Hello! Looking for feedback, independent validation, and potentially to warn others.
TLDR: Analysis of biological sex-specific gene expression indicates male and female cells mixed within each sample id (at least in our hands)
When pseudobulking gene expression by sample IDs, female-specific gene expression (XIST) and Y-chromosome genes (EIF1AY) co-occur, and in the raw counts, are directly correlated with each other. This is biologically impossible, and can't be attributed to batch effects. We had two separate people get the same results to cross-validate this concern.
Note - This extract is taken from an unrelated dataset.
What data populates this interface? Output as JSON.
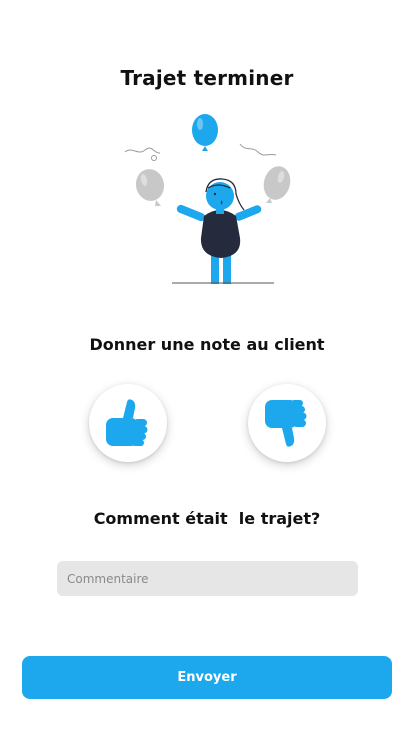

The methods section states that demuxlet was used to demultiplex samples within each batch - it's fea[](url)sible that demuxlet failed and sample IDs were scrambled, leading to cells from biologically male and female samples being assigned to the same sample ID. This hypothesis is partially support by the fact each batch appears to have a relatively homogeneous number of cells expression XIST and EIF1AY. In other words, each batch had a different number of male and female subjects, and thus if demultiplexing failed, the resulting "sample IDs" would thus contain a relatively similar ratio of male and female cells, depending on the batch. This explanation appears to explain the data well, but this is just conjecture however. I've attached plots to show what we are seeing. Demuxlet would need to be re-run and evaluated, with the donors' genetic backgrounds, which we don't have access to. So we aren't able to re-analyzing this dataset with confidence at the moment.
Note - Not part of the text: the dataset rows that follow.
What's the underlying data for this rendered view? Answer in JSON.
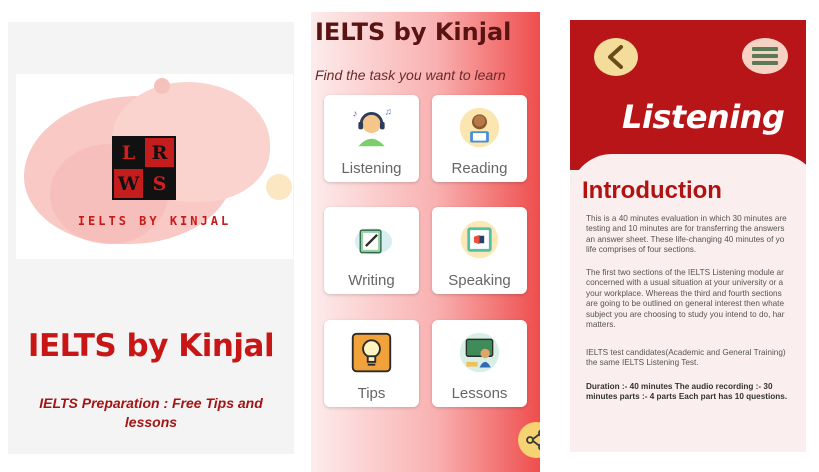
{
  "splash": {
    "logo_tiles": [
      "L",
      "R",
      "W",
      "S"
    ],
    "logo_text": "IELTS BY KINJAL",
    "title": "IELTS by Kinjal",
    "subtitle": "IELTS Preparation : Free Tips and lessons"
  },
  "menu": {
    "header": "IELTS by Kinjal",
    "prompt": "Find the task you want to learn",
    "cards": [
      {
        "label": "Listening",
        "icon": "headphones-person-icon"
      },
      {
        "label": "Reading",
        "icon": "reading-person-icon"
      },
      {
        "label": "Writing",
        "icon": "writing-pad-icon"
      },
      {
        "label": "Speaking",
        "icon": "megaphone-icon"
      },
      {
        "label": "Tips",
        "icon": "lightbulb-icon"
      },
      {
        "label": "Lessons",
        "icon": "teacher-board-icon"
      }
    ],
    "fab_icon": "share-icon"
  },
  "listening": {
    "heading": "Listening",
    "section_title": "Introduction",
    "para1": "This is a 40 minutes evaluation in which 30 minutes are\ntesting and 10 minutes are for transferring the answers\nan answer sheet. These life-changing 40 minutes of yo\nlife comprises of four sections.",
    "para2": "The first two sections of the IELTS Listening module ar\nconcerned with a usual situation at your university or a\nyour workplace. Whereas the third and fourth sections\nare going to be outlined on general interest then whate\nsubject you are choosing to study you intend to do, har\nmatters.",
    "para3": "IELTS test candidates(Academic and General Training)\nthe same IELTS Listening Test.",
    "para4": "Duration :- 40 minutes  The audio recording :- 30\nminutes  parts :- 4 parts Each part has 10 questions."
  },
  "colors": {
    "brand_red": "#c81616",
    "header_red": "#b71518",
    "accent_yellow": "#f6d372"
  }
}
We've gone through the typical channels to discuss this, and I think they are reviewing it. I just wanted to post this for the general community as a warning (and also to see if others have see this as well).
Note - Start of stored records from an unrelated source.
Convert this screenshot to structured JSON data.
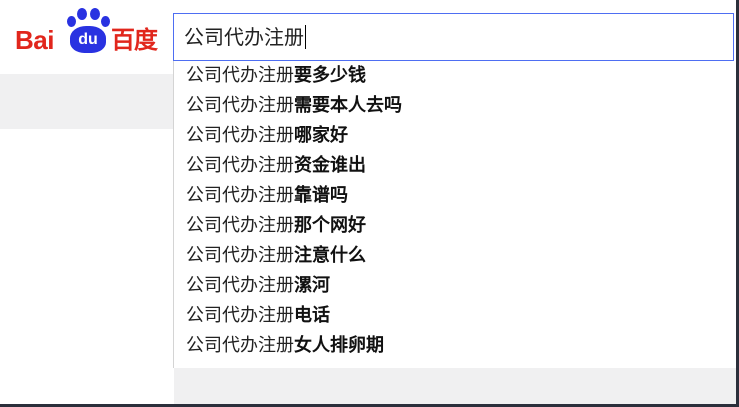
{
  "logo": {
    "bai_text": "Bai",
    "du_text": "du",
    "cn_text": "百度",
    "brand_red": "#e1261c",
    "brand_blue": "#2932e1",
    "icon": "baidu-paw-icon"
  },
  "search": {
    "value": "公司代办注册",
    "accent": "#4e6ef2"
  },
  "suggestions": [
    {
      "prefix": "公司代办注册",
      "rest": "要多少钱"
    },
    {
      "prefix": "公司代办注册",
      "rest": "需要本人去吗"
    },
    {
      "prefix": "公司代办注册",
      "rest": "哪家好"
    },
    {
      "prefix": "公司代办注册",
      "rest": "资金谁出"
    },
    {
      "prefix": "公司代办注册",
      "rest": "靠谱吗"
    },
    {
      "prefix": "公司代办注册",
      "rest": "那个网好"
    },
    {
      "prefix": "公司代办注册",
      "rest": "注意什么"
    },
    {
      "prefix": "公司代办注册",
      "rest": "漯河"
    },
    {
      "prefix": "公司代办注册",
      "rest": "电话"
    },
    {
      "prefix": "公司代办注册",
      "rest": "女人排卵期"
    }
  ]
}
The dataset is still obviously quite useful for training models, celltyping, etc... but I would caution people from deriving biological insights from the data, given that we do not know which cells were derived from which donors.
If anyone has alternative explanations, a work around, or is unable to replicate our results, it would be great to hear from them!
Edit:
The ability to embed images of graphs doesn't seem to be working on this forum. I've attached a link to Imgur so that people can view the plots.
https://imgur.com/uADtkVY
https://imgur.com/v2WEUBA
https://imgur.com/fN3Fy5U
Created by Mark-Phillip Pebworth MPPebworth Ah, I see. Thank you for your work!
BAM files are typically an output from CellRanger and they also would not be impacted by the sample_id issue. This is a high quality dataset with a (hopefully) very fixable metadata issue. I'm looking forward to when the corrected version is available!
Hi @MPPebworth,
Thank you for your follow up and for specifying to which dataset you were referring. We have temporarily removed access to the AMP RA/SLE PBMC CITEseq dataset to prevent erroneous research results. At this time we are working closely with the contributors to make a corrected version of the data available.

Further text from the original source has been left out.